Social Distortion Reissues from Craft Recordings | The Vinyl Anachronist

I’d almost forgotten about my shared history with Social Distortion. Mike Ness and his crew hailed from Fullerton CA, where I was born and where I went to college. Social D was one of those local bands that we cherished–not so much because they were local but because their songs were all over the place since the band was championed by KROQ’s Rodney Bingenheimer (the same DJ who pushed the careers of Blondie, Ramones, The Go-Go’s, X, The Bangles and even Van Halen). It never even occurred to us that the band had gone national, thanks to their eponymous 1990 album that featured such hits as “Ball and Chain,” “Let It Be Me” and their beloved cover of “Ring of Fire.” X belonged to Hollywood, Minutemen belonged to Pedro, and Social D belonged to us.

When Craft Recordings asked me if I was interested in evaluating their Social Distortion reissues, I almost did a spit-take. I grew up in Orange County in the ’70s and ’80s–what do you think? They immediately sent me two LPs, 1983’s Mommy’s Little Monster and 2004’s Sex, Love and Rock ‘N’ Roll. This acts as a summary of their early period and their later comeback, although it’s hard to call any of their albums a comeback album since years would go by between releases. (Five years passed between Mommy, their first studio album and Prison Bound, their second, due to Ness’ spending time in jail and recovering from drug addiction.)

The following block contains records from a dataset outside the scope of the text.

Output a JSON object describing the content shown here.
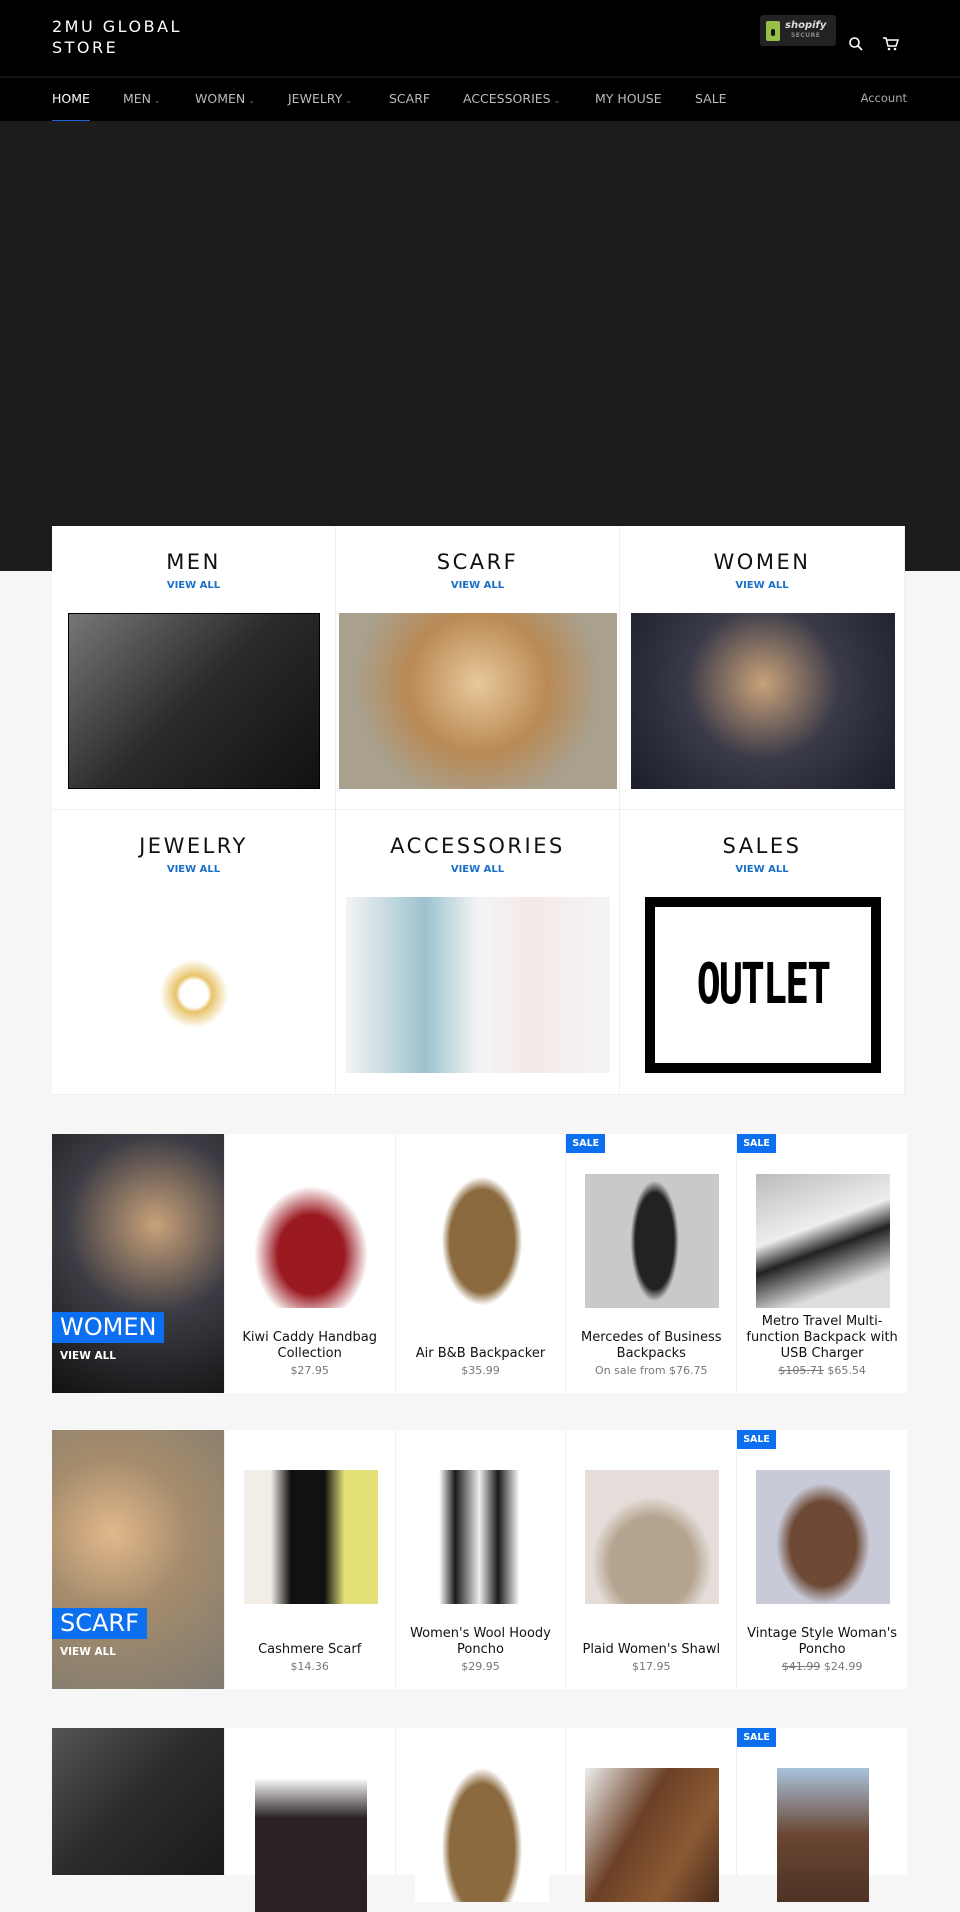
{
  "header": {
    "logo_line1": "2MU GLOBAL",
    "logo_line2": "STORE",
    "badge_brand": "shopify",
    "badge_secure": "SECURE",
    "search_icon": "search-icon",
    "cart_icon": "cart-icon"
  },
  "nav": {
    "items": [
      {
        "label": "HOME",
        "active": true
      },
      {
        "label": "MEN",
        "dropdown": true
      },
      {
        "label": "WOMEN",
        "dropdown": true
      },
      {
        "label": "JEWELRY",
        "dropdown": true
      },
      {
        "label": "SCARF"
      },
      {
        "label": "ACCESSORIES",
        "dropdown": true
      },
      {
        "label": "MY HOUSE"
      },
      {
        "label": "SALE"
      }
    ],
    "account": "Account"
  },
  "collections": [
    {
      "title": "MEN",
      "link": "VIEW ALL"
    },
    {
      "title": "SCARF",
      "link": "VIEW ALL"
    },
    {
      "title": "WOMEN",
      "link": "VIEW ALL"
    },
    {
      "title": "JEWELRY",
      "link": "VIEW ALL"
    },
    {
      "title": "ACCESSORIES",
      "link": "VIEW ALL"
    },
    {
      "title": "SALES",
      "link": "VIEW ALL",
      "image_text": "OUTLET"
    }
  ],
  "sale_badge": "SALE",
  "featured": [
    {
      "label": "WOMEN",
      "link": "VIEW ALL",
      "products": [
        {
          "name": "Kiwi Caddy Handbag Collection",
          "price": "$27.95"
        },
        {
          "name": "Air B&B Backpacker",
          "price": "$35.99"
        },
        {
          "name": "Mercedes of Business Backpacks",
          "price": "On sale from $76.75",
          "sale": true
        },
        {
          "name": "Metro Travel Multi-function Backpack with USB Charger",
          "old_price": "$105.71",
          "price": "$65.54",
          "sale": true
        }
      ]
    },
    {
      "label": "SCARF",
      "link": "VIEW ALL",
      "products": [
        {
          "name": "Cashmere Scarf",
          "price": "$14.36"
        },
        {
          "name": "Women's Wool Hoody Poncho",
          "price": "$29.95"
        },
        {
          "name": "Plaid Women's Shawl",
          "price": "$17.95"
        },
        {
          "name": "Vintage Style Woman's Poncho",
          "old_price": "$41.99",
          "price": "$24.99",
          "sale": true
        }
      ]
    },
    {
      "products": [
        {},
        {},
        {},
        {
          "sale": true
        }
      ]
    }
  ],
  "colors": {
    "accent": "#0c6ff0",
    "link": "#1a6fc9",
    "header": "#000000",
    "hero": "#1c1c1c"
  }
}
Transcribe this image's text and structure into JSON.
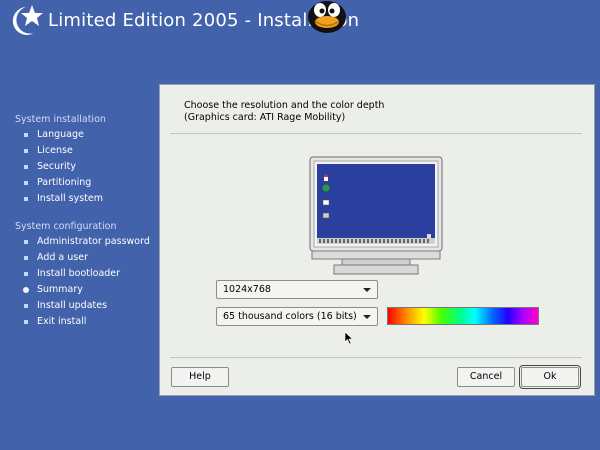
{
  "header": {
    "title": "Limited Edition 2005 - Installation"
  },
  "sidebar": {
    "install_heading": "System installation",
    "install_items": [
      {
        "label": "Language"
      },
      {
        "label": "License"
      },
      {
        "label": "Security"
      },
      {
        "label": "Partitioning"
      },
      {
        "label": "Install system"
      }
    ],
    "config_heading": "System configuration",
    "config_items": [
      {
        "label": "Administrator password"
      },
      {
        "label": "Add a user"
      },
      {
        "label": "Install bootloader"
      },
      {
        "label": "Summary",
        "current": true
      },
      {
        "label": "Install updates"
      },
      {
        "label": "Exit install"
      }
    ]
  },
  "dialog": {
    "heading_line1": "Choose the resolution and the color depth",
    "heading_line2": "(Graphics card: ATI Rage Mobility)",
    "resolution": "1024x768",
    "color_depth": "65 thousand colors (16 bits)",
    "help_label": "Help",
    "cancel_label": "Cancel",
    "ok_label": "Ok"
  },
  "icons": {
    "logo": "star-logo-icon",
    "mascot": "penguin-icon",
    "preview": "monitor-icon",
    "dropdown": "chevron-down-icon",
    "pointer": "mouse-cursor-icon"
  },
  "colors": {
    "background": "#4362ac",
    "dialog": "#eceeea",
    "monitor_screen": "#2a3f9e"
  }
}
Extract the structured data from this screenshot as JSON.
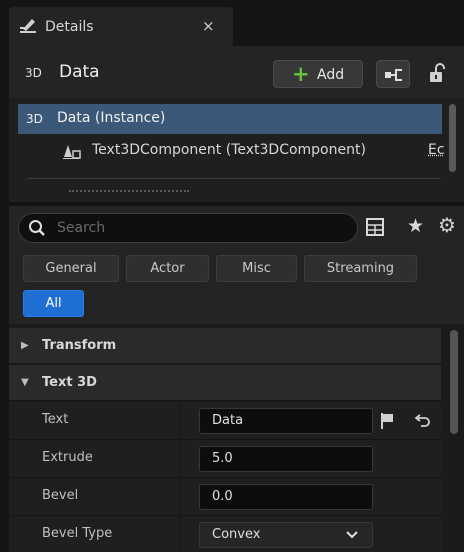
{
  "tab": {
    "title": "Details",
    "close": "×"
  },
  "header": {
    "badge": "3D",
    "actor_name": "Data",
    "add_label": "Add"
  },
  "tree": {
    "selected": {
      "badge": "3D",
      "label": "Data (Instance)"
    },
    "component": {
      "label": "Text3DComponent (Text3DComponent)",
      "edit_link": "Ec"
    }
  },
  "search": {
    "placeholder": "Search"
  },
  "filters": {
    "general": "General",
    "actor": "Actor",
    "misc": "Misc",
    "streaming": "Streaming",
    "all": "All"
  },
  "categories": {
    "transform": "Transform",
    "text3d": "Text 3D"
  },
  "properties": [
    {
      "name": "Text",
      "value": "Data"
    },
    {
      "name": "Extrude",
      "value": "5.0"
    },
    {
      "name": "Bevel",
      "value": "0.0"
    },
    {
      "name": "Bevel Type",
      "value": "Convex"
    }
  ],
  "colors": {
    "accent": "#1f6ed4",
    "selection": "#3b5878",
    "add_plus": "#5fc439"
  }
}
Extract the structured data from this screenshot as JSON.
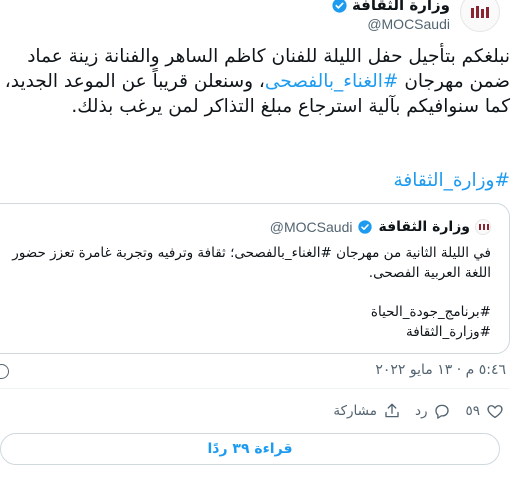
{
  "author": {
    "name": "وزارة الثقافة",
    "handle": "@MOCSaudi"
  },
  "tweet": {
    "text_part1": "نبلغكم بتأجيل حفل الليلة للفنان كاظم الساهر والفنانة زينة عماد ضمن مهرجان ",
    "hashtag_inline": "#الغناء_بالفصحى",
    "text_part2": "، وسنعلن قريباً عن الموعد الجديد، كما سنوافيكم بآلية استرجاع مبلغ التذاكر لمن يرغب بذلك.",
    "hashtag_footer": "#وزارة_الثقافة"
  },
  "quoted_tweet": {
    "name": "وزارة الثقافة",
    "handle": "@MOCSaudi",
    "text": "في الليلة الثانية من مهرجان #الغناء_بالفصحى؛ ثقافة وترفيه وتجربة غامرة تعزز حضور اللغة العربية الفصحى.",
    "tags": [
      "#برنامج_جودة_الحياة",
      "#وزارة_الثقافة"
    ]
  },
  "meta": {
    "timestamp": "٥:٤٦ م · ١٣ مايو ٢٠٢٢"
  },
  "actions": {
    "likes_count": "٥٩",
    "reply_label": "رد",
    "share_label": "مشاركة"
  },
  "replies_button": {
    "label": "قراءة ٣٩ ردًا"
  },
  "colors": {
    "accent": "#1d9bf0",
    "text": "#0f1419",
    "muted": "#536471",
    "border": "#cfd9de"
  }
}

What’s amazing about these two albums, recorded 21 years apart, is the consistency Social Distortion maintained throughout their career. Sure, it’s a simple formula–basic chords and song structures, powerful delivery, Mike Ness’ angry growl of a voice, but Social D was all about authenticity, of being real and singing about things that mattered. Even the name Social Distortion comes has a humble, realistic origin–in the beginning Ness was told to add plenty of guitar distortion to his sound since he couldn’t play that well.

Other than that, the older album sounds a bit more thin than the newer one, and Ness’ vocals are a bit more detached from the music–if you read my review on J. Graves’ Marathon you’ll know that sort of minimalist approach in the studio is usually desired with the punk-related genres. The newer album feels as if the budget might have been a little higher, since the overall sound quality is much more polished. Both of these pressings are clean, clean, clean, and it’s fascinating how much clarity you can bring to a recording from a band who has the word distortion right in their name. If you’re already a fan of Social Distortion, I don’t need to tell you to run out and buy these reissues (these two albums plus 1995’s Mainliner: Wreckage From the Past are available as a package for $52.99). Even if you aren’t that familiar with Social D, it’s still worth the risk–one of the things that made this group so big in my neck of the woods in the ’80s was the band’s ability to appeal to both punks and rockers. That appeal is still intact today.